ZIMBABWE: AIDS-related deaths rise due to food crisis
WFP food depot: Better nutrition needed for HIV-positive people
bulawayo, 4 November 2003 (IRIN) - As food shortages across Zimbabwe continue to worsen, HIV/AIDS support groups have raised the alarm over rising malnutrition and the high incidence of HIV/AIDS related deaths in urban centres.
Matabeleland AIDS Council (MAC) director, Andrew Moyo, told IRIN that the critical food situation had led to the deaths of many people who would have survived, had they had access to a healthy diet. MAC works with 90 HIV/AIDS support groups throughout Bulawayo, Zimbabwe's second city.
Moyo added that the demise of the Zimbabwe National Network for People Living with AIDS (ZNNP) two years ago had compounded problems for HIV-positive people trying to cope with the food crisis.
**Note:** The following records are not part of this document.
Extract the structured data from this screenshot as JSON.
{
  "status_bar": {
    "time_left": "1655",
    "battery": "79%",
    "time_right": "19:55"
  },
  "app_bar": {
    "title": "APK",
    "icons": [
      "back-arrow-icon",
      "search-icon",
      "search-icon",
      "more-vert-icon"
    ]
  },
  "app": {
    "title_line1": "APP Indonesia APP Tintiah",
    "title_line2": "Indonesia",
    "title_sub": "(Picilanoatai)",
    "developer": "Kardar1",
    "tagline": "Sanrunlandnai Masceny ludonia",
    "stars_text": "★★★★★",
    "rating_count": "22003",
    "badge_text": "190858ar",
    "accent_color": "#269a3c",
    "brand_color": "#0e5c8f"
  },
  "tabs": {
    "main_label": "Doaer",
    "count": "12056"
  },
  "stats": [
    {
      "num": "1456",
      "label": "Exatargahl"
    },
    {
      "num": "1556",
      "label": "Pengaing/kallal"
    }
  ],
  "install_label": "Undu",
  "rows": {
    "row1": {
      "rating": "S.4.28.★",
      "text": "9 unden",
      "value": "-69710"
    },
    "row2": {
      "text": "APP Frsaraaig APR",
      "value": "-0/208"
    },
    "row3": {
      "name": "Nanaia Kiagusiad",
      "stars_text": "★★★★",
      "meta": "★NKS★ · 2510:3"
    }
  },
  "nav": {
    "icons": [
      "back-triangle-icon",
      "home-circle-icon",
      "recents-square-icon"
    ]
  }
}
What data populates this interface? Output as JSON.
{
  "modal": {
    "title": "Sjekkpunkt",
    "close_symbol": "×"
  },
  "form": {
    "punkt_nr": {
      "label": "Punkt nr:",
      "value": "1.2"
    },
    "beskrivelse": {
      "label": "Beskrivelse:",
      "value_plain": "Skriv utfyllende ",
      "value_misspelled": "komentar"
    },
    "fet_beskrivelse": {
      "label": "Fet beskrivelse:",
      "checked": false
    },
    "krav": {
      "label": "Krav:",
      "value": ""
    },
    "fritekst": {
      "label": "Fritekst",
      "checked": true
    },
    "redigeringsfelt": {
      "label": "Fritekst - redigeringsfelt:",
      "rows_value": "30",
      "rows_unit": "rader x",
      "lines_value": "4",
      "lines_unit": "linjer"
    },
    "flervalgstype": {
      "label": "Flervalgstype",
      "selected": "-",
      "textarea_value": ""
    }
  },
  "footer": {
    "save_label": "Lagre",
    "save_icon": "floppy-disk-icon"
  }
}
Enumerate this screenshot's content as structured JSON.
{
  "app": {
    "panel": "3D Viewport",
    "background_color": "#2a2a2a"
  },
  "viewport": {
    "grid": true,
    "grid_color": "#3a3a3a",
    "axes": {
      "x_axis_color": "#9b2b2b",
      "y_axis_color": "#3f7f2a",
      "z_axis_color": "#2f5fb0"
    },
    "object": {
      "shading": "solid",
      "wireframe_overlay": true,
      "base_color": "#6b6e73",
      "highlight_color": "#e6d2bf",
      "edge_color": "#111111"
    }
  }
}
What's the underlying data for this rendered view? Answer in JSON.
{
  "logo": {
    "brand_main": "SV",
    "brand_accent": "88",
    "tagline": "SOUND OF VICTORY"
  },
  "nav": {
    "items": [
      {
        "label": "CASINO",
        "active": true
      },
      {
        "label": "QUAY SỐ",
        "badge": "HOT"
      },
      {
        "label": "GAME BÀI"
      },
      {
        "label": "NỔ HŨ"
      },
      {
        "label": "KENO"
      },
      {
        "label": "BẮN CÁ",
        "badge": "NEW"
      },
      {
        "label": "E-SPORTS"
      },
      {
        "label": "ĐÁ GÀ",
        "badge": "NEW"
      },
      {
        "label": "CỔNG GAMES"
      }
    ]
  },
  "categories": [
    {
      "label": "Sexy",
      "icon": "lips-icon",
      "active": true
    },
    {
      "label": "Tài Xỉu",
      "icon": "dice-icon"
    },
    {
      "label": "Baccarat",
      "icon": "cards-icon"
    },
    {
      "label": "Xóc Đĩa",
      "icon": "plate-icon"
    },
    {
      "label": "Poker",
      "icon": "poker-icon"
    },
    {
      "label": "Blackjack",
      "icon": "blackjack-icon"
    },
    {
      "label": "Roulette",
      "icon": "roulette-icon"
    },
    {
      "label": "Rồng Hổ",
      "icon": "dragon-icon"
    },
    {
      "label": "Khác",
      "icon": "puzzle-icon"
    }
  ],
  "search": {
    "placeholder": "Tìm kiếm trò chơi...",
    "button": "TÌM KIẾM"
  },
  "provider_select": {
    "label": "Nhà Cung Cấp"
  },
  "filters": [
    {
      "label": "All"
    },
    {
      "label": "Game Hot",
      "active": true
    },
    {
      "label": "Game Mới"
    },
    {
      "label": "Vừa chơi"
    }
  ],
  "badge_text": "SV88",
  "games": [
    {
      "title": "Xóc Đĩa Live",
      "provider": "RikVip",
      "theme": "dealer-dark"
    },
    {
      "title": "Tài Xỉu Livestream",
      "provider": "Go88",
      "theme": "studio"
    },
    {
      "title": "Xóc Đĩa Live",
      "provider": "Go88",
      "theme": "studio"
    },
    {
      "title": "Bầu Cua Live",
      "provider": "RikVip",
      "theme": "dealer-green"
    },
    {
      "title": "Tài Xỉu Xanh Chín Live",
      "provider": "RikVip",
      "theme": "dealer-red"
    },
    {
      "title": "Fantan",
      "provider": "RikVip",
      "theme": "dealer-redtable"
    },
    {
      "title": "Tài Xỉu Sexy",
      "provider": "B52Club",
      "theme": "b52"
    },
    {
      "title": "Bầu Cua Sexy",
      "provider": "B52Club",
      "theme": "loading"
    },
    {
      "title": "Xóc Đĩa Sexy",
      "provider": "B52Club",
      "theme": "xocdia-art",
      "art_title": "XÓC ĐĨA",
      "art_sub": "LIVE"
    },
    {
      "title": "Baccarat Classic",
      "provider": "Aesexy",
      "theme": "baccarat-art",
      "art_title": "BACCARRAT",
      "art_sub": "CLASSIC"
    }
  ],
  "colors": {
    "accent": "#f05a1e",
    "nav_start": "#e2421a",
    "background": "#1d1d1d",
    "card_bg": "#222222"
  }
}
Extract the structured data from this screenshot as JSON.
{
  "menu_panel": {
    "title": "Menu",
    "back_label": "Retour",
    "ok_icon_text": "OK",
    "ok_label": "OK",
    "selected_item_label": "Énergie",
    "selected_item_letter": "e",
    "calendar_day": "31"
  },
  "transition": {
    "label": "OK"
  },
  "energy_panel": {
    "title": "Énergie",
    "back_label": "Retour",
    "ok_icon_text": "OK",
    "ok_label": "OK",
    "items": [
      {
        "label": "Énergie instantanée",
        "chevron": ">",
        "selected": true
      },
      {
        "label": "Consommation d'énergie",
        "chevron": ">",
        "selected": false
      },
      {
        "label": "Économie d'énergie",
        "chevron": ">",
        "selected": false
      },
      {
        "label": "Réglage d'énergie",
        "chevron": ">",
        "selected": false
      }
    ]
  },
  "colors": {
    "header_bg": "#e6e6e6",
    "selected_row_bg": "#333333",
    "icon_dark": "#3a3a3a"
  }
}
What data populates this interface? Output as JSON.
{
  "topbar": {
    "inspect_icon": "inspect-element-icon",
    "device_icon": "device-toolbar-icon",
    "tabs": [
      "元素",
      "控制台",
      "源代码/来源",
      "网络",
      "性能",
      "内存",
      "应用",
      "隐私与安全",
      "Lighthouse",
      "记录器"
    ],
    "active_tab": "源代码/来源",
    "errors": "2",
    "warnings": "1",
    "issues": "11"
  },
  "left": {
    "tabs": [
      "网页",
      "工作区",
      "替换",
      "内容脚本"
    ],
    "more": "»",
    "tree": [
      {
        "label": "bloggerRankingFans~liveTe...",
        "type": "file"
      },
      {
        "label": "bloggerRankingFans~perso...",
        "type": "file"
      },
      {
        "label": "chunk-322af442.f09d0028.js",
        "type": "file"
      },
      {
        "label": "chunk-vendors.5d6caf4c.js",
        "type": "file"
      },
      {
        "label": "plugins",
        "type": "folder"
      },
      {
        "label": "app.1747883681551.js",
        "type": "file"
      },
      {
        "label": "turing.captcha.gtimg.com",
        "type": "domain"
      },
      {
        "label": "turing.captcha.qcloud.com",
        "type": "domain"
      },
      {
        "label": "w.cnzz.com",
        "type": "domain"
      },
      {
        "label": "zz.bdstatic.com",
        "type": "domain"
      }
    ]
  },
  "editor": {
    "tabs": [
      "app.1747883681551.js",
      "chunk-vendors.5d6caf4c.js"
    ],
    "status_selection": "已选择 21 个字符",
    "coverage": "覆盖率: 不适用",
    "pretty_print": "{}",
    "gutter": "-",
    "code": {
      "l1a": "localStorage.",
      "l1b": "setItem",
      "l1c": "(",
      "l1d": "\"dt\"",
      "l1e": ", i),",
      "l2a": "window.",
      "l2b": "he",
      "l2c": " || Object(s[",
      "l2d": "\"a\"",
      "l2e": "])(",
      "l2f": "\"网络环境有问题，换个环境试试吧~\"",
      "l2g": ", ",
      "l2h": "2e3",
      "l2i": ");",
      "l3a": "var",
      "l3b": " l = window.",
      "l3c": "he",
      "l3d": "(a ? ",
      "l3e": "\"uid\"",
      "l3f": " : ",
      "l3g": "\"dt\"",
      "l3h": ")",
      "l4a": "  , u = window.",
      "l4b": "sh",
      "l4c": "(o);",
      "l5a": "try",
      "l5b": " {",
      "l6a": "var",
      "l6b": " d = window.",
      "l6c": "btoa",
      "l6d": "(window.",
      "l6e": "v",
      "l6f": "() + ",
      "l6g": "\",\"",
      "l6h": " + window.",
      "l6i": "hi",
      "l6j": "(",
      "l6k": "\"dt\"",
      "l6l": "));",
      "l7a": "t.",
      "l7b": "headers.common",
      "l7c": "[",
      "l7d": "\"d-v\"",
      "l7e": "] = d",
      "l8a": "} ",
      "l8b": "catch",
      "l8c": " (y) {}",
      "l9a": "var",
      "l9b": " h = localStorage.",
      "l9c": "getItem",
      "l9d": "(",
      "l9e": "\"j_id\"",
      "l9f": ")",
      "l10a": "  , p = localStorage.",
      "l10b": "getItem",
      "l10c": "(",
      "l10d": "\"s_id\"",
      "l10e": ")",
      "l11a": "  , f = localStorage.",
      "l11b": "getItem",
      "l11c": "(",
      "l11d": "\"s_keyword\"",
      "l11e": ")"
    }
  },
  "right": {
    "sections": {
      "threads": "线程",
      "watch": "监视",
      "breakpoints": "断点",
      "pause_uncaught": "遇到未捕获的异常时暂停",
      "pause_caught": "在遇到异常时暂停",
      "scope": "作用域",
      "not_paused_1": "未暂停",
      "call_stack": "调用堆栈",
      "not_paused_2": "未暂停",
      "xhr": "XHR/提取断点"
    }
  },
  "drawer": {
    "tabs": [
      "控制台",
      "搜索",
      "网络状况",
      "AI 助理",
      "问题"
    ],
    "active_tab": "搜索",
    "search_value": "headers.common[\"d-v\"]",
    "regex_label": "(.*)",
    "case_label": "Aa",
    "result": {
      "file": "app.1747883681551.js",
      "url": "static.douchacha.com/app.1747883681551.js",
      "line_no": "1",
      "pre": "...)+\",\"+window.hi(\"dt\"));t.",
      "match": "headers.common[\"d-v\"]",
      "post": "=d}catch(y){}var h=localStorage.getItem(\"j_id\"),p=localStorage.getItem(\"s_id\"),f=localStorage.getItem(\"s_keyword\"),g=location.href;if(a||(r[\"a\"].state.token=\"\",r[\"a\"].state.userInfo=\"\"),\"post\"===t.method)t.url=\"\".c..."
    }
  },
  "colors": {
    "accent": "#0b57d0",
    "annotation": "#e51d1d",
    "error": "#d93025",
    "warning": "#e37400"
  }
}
"Our findings from the city of Bulawayo are that most of the AIDS support groups have crumbled. This has made it even more difficult for the ill to get support from the National Aids Council (NAC) - in fact, a lot of them are dying quietly under the most deplorable of circumstances," said Moyo.
Sukoluhle Ndlovu, the overall coordinator of the support groups still operating under the guidance of MAC, said food donations were inadequate to cater for the number of people needing assistance.
"We have about 1,000 people on our registers - but the food donations we get cater for only 600 people. Each family receives a monthly allocation of 25 kg of mealie meal, 4 kg of beans, 750 ml of cooking oil, and 25 kg of nutrimeal porridge. We also have another scheme that supplies porridge only, for 125 people, but a lot of people are still left out of these programmes because of limited supplies, or because they are not registered with us," she told IRIN.
Ndlovu said HIV-positive people in most of the city's western surbubs were not registered with any of the support groups or community-based organisations that have access to donations.
"A lot of people are dying at home. I have spoken to many ill people who said they had no access to any assistance. However, there are other ... suburbs ... where some people reported that they do get porridge from some well-wishers, but the overall picture is that of despair," she said.
Home-based caregivers have complained of the lack of support from relatives of those living with the disease.
"There is a disturbing pattern that is emerging in the city. Maybe it is because of the harsh economic situation, but most people are now abandoning their sick relatives. In most cases we find that the terminally ill person has relatives in the neighbourhood or within the city, but those relatives neither visit the patient, nor send them any form of assistance," said Nozinhle Mthimkhulu, co-ordinator of a number of community based care-givers.
"The traditional African extended family, which used to care for even the most distant of cousins, is under severe strain because of the burden of AIDS. The ill are left to ill-equipped caregivers, who do not even have the painkillers to sooth the general daily pains [HIV] positive people complain about," she added.
Commenting on the situation in other urban centres in Zimbabwe, Blessing Chebundo, chairman of the parliamentary portfolio committee on public health and child welfare, said his committee had made "appalling findings" when it visited public hospitals, clinics and HIV-positive persons receiving home-based care.
"The plight of HIV-positive people is appalling to say the least. The same picture prevails throughout the country. Despite their efforts and goodwill, home-based caregivers are slowly being rendered ineffective by the lack of drugs and equipment. In fact, they are a very important component of the care for the sick, because they take over where everyone has failed. But that support is declining, and home-based caregivers now lack even the gloves for handling the terminally ill," said Chebundo.
The World Food Programme (WFP) with a number of its implementing partners, is currently working on a report detailing the effects of food shortages in all the country's urban centres.
Zimbabwe's health care services have been strained to breaking point by the lack of manpower, drug shortages, and infrastructure and equipment falling into disrepair, all as a result of the current economic crisis.
The country's allocation for health diminished from 12.7 percent of the national budget in 2002 to 8.33 percent in 2003.